Advanced Procurement Analytics supports the transformation of procurement from a tactical to a strategic function. With that transformation, procurement is positioned as a value-creating organization with faster access to better leverage the data.
While the latest generation of ERP systems is becoming better at offering basic procurement intelligence. At some point, ERP fails to deliver the granularity required to develop advanced procurement analytics strategies and gives way to the need for a best of breed solution. One that can combine both internal spend data and external market intelligence (Fig 1.).
This need for a solution is further fuelled by the complications arising when organizations have multiple ERP systems or multiple installations of a single ERP system.
2. Identifying Business Needs and Organizational Goals:
Procurement Analytics should have a clear focus on the business goals and objectives. There are numerous pressing business needs for a CPO to address by creating spend visibility and gaining market intelligence. In Fig 2. we present a range of the most common issues, and suggest ways that creating visibility helps to address each:
Since Visibility is critical to virtually all decision-making, the list of potential business needs can be refined indefinitely. These requirements form the basis of a business plan to define the spend visibility that the organization requires and generates a solid ROI.
As we suggested in part 2, one place to start is by looking at the data needs vs. the available data to determine the data gap to be filled (Fig 3).
Once the business needs are clear and the data gap identified the next step is to align, your Procurement Analytics program to them.
3. Determining the Procurement Analytics Needs
In this step, it is important to apply a rigorous process to ensure the application of effective evaluation criteria. The following table (Fig 4.) summarizes the different data visibility needs and matches them to some common business needs.
The above tables are intended to serve as a guide, as it would be impossible to list every business need requiring Procurement Analytics. The definitions and examples should support alignment with your specific needs.
4. Procurement Analytics Applications:
Once a Procurement Analytics system is in place, it needs to link to key applications where improved visibility provides valuable inputs across the procurement value chain. These include (Fig 5):
The capability that links strategic sourcing to the business strategy is category management, and so it is in this area that the application of Procurement Analytics can have the most impact on business results.
4.1 Applying Analytics to Category Management:
Companies who have moved towards more sophisticated procurement will follow structured category management or strategic sourcing processes (Fig 6.).
Throughout this process, robust data analysis is called for raising questions such as:
- How do we extract, cleanse, and transform the data?

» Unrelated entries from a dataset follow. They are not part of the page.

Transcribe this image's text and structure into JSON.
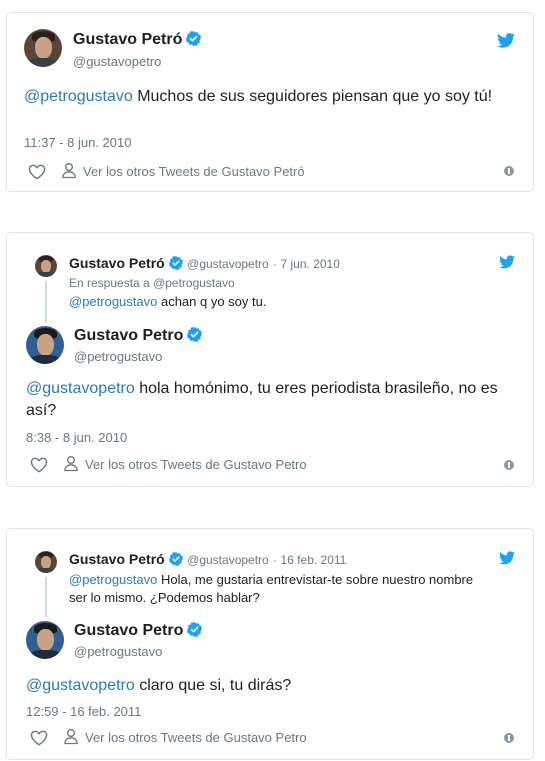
{
  "colors": {
    "link": "#2b7bb9",
    "verified": "#1da1f2",
    "twitter": "#1da1f2",
    "meta": "#697882"
  },
  "icons": [
    "twitter-bird-icon",
    "verified-badge-icon",
    "heart-icon",
    "user-icon",
    "info-icon"
  ],
  "tweets": [
    {
      "name": "Gustavo Petró",
      "handle": "@gustavopetro",
      "mention": "@petrogustavo",
      "text": " Muchos de sus seguidores piensan que yo soy tú!",
      "time": "11:37 - 8 jun. 2010",
      "more": "Ver los otros Tweets de Gustavo Petró"
    },
    {
      "reply_parent": {
        "name": "Gustavo Petró",
        "handle": "@gustavopetro",
        "date": "· 7 jun. 2010",
        "reply_to": "En respuesta a @petrogustavo",
        "mention": "@petrogustavo",
        "text": " achan q yo soy tu."
      },
      "name": "Gustavo Petro",
      "handle": "@petrogustavo",
      "mention": "@gustavopetro",
      "text": " hola homónimo, tu eres periodista brasileño, no es así?",
      "time": "8:38 - 8 jun. 2010",
      "more": "Ver los otros Tweets de Gustavo Petro"
    },
    {
      "reply_parent": {
        "name": "Gustavo Petró",
        "handle": "@gustavopetro",
        "date": "· 16 feb. 2011",
        "mention": "@petrogustavo",
        "text": " Hola, me gustaria entrevistar-te sobre nuestro nombre ser lo mismo. ¿Podemos hablar?"
      },
      "name": "Gustavo Petro",
      "handle": "@petrogustavo",
      "mention": "@gustavopetro",
      "text": " claro que si, tu dirás?",
      "time": "12:59 - 16 feb. 2011",
      "more": "Ver los otros Tweets de Gustavo Petro"
    }
  ]
}
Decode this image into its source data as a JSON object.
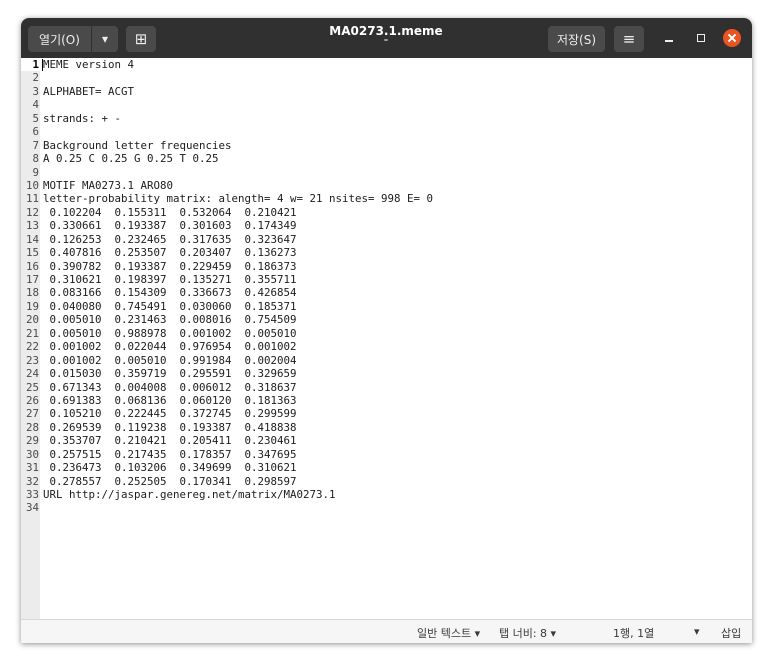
{
  "header": {
    "open_label": "열기(O)",
    "open_dropdown_icon": "▾",
    "new_tab_icon": "⊞",
    "title": "MA0273.1.meme",
    "save_label": "저장(S)",
    "menu_icon": "≡"
  },
  "editor": {
    "lines": [
      "MEME version 4",
      "",
      "ALPHABET= ACGT",
      "",
      "strands: + -",
      "",
      "Background letter frequencies",
      "A 0.25 C 0.25 G 0.25 T 0.25",
      "",
      "MOTIF MA0273.1 ARO80",
      "letter-probability matrix: alength= 4 w= 21 nsites= 998 E= 0",
      " 0.102204  0.155311  0.532064  0.210421",
      " 0.330661  0.193387  0.301603  0.174349",
      " 0.126253  0.232465  0.317635  0.323647",
      " 0.407816  0.253507  0.203407  0.136273",
      " 0.390782  0.193387  0.229459  0.186373",
      " 0.310621  0.198397  0.135271  0.355711",
      " 0.083166  0.154309  0.336673  0.426854",
      " 0.040080  0.745491  0.030060  0.185371",
      " 0.005010  0.231463  0.008016  0.754509",
      " 0.005010  0.988978  0.001002  0.005010",
      " 0.001002  0.022044  0.976954  0.001002",
      " 0.001002  0.005010  0.991984  0.002004",
      " 0.015030  0.359719  0.295591  0.329659",
      " 0.671343  0.004008  0.006012  0.318637",
      " 0.691383  0.068136  0.060120  0.181363",
      " 0.105210  0.222445  0.372745  0.299599",
      " 0.269539  0.119238  0.193387  0.418838",
      " 0.353707  0.210421  0.205411  0.230461",
      " 0.257515  0.217435  0.178357  0.347695",
      " 0.236473  0.103206  0.349699  0.310621",
      " 0.278557  0.252505  0.170341  0.298597",
      "URL http://jaspar.genereg.net/matrix/MA0273.1",
      ""
    ]
  },
  "status": {
    "language": "일반 텍스트 ▾",
    "tab_width": "탭 너비: 8 ▾",
    "position": "1행, 1열",
    "overwrite_arrow": "▾",
    "insert_mode": "삽입"
  }
}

- What are the most effective data structures?
- What visualization outputs will most help to understand what it’s telling us?
Procurement Analytics provides the capability to extract, transform, load and analyze your organizations data to create actionable intelligence throughout the category management and sourcing process. The information from each category analysis improves category manager productivity by allowing them to focus on strategies that specifically benefit their category and in turn accomplish business specific goals.
5. Develop a Procurement Analytics Strategy
Data is the lifeblood of category managers. Getting your company’s spend under management and identifying new savings opportunities is critical to maximizing sourcing outcomes, and achieving your business objectives cost-effectively.
With Procurement Analytics you have a unique ability to help procurement see the available opportunities and develop an implementation roadmap to realize them in the business by leveraging previously unknown data to answer questions about:
- Your organizations buying behaviors;
- Marketplace activities impacting your organization;
- Professional expertise to improve business results.
By moving up, the CPP Procurement Analytics Maturity Matrix procurement can become an active participant in shaping broader business strategy and driving cross-functional dialogue on initiatives that manage supplier cost, quality, delivery performance and risk management. For example, procurement can develop predictive models using its knowledge of existing and emerging supplier capabilities to develop strategic options to influence go to market strategies.
With increasing global competition, complex and extended supply chains and shorter product life cycles, unforeseen supply disruptions, and marketplace fluctuations. Advanced Procurement Analytics becomes a key differentiator for competitive advantage.
By developing advanced analytic competencies, procurement can make the transformation to a strategic function. One that provides the necessary level of analytical rigor and strategic insight to drive business priorities and allocation of resources across around those priorities.